Jon Hopkins: I don't know exactly how far we're going to go with it. For all the talk of visuals and lighting, I still believe that music should stand up on its own. If you did it in complete darkness, it should be still be good. It's about finding that balance between tastefulness and excitement, but no overkill. I'm not going to be planning any of that ridiculous EDM spectacle. I wonder what would happen if I tried it? It it would probably be hilarious. Whatever the opposite of pyrotechnic is, it'll be that.
Do you feel that's something in live, big-top dance performances that has become cluttered?
Jon Hopkins: I kind of let myself get a bit out of touch with what people are doing live beyond the immediate circle I get booked with. I think there's some value to not knowing When I was writing this record I was not listening, and you can hear that in Immunity. It doesn't sound particularly current. I wanted a sound that will stretch back and forwards in time. I kind of feel the same about the live side too; to try and not be too aware of the cutting edge technologies that are going on, and just to let the visual artist bring their thing to what I'm doing.
In terms of live electronic music performance, who have you been inspired by?
Jon Hopkins: Again, it's those people that I've become friends with through playing shows.
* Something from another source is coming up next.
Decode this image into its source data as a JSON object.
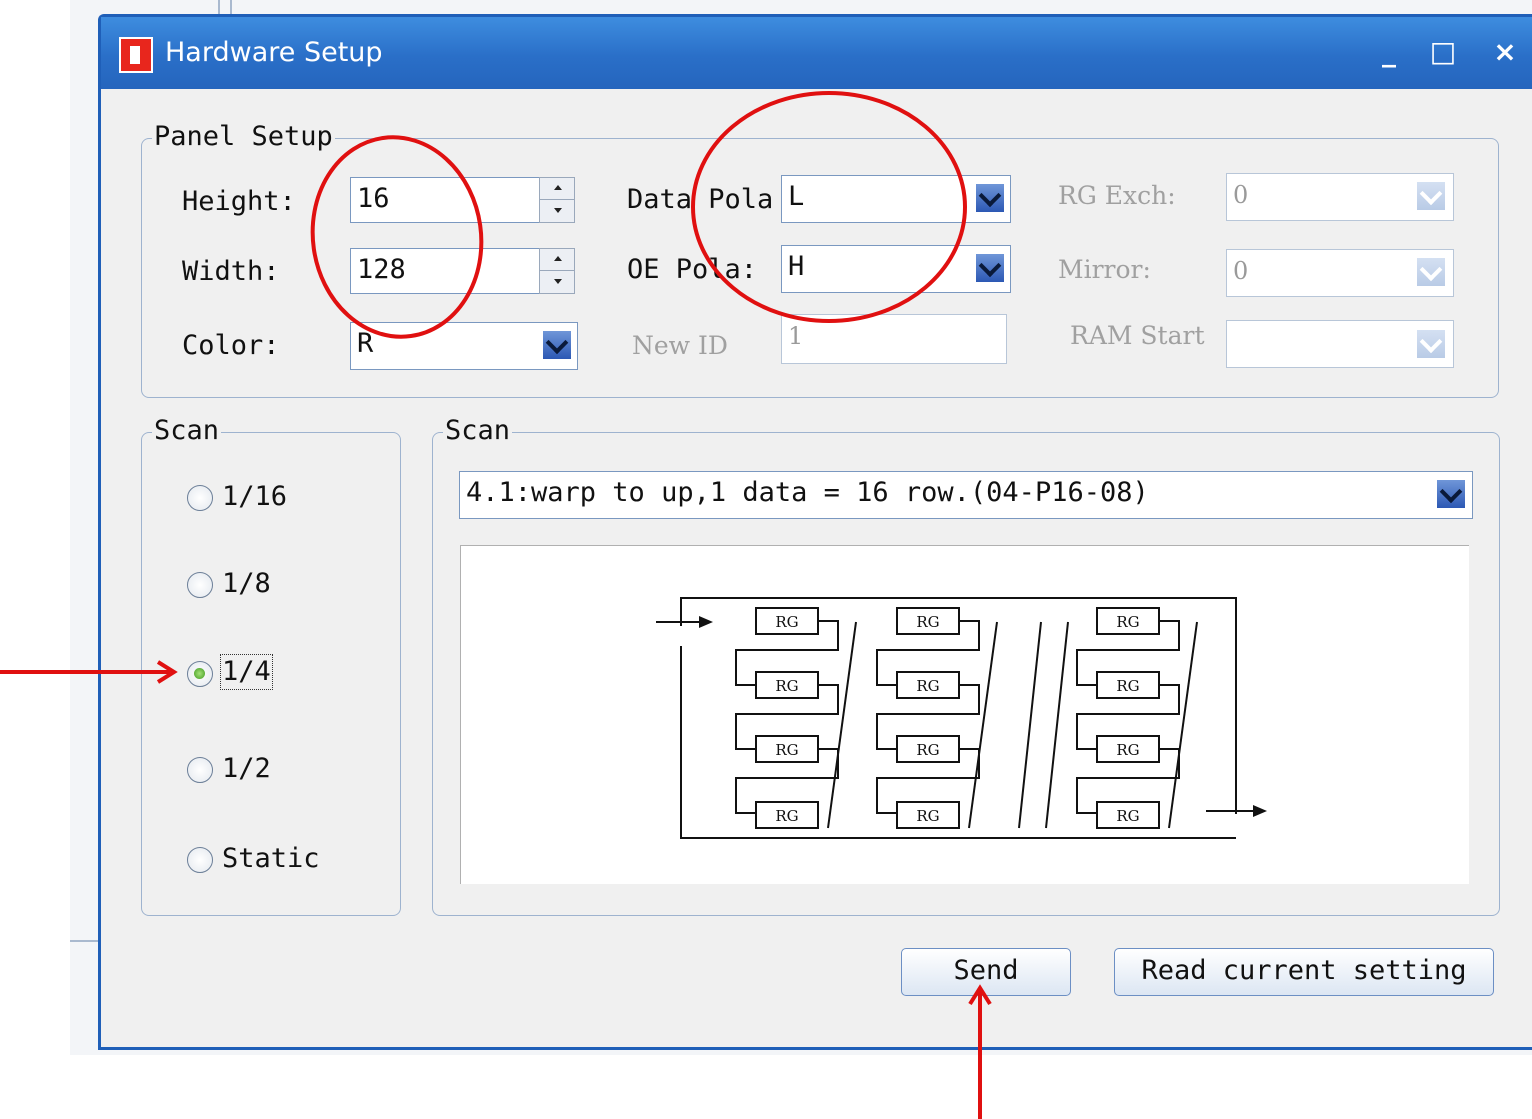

One artist i really admire is Nosaj Thing. He has an incredible live visual show. He has a desk and it's all very simple, and behind him is this enormous white screen or white painted wall. Everything is projected onto him, and the wall. It's so simple, but also mind bogglingly immersive and refined. That's what I always think of. My music is intentionally complex in the making of it, but not in the listening. I try to make something that's quite open and accessible.
So, what can you tell us about your Parklife live show?
Jon Hopkins: I can tell you that it will look like nothing that I've seen before.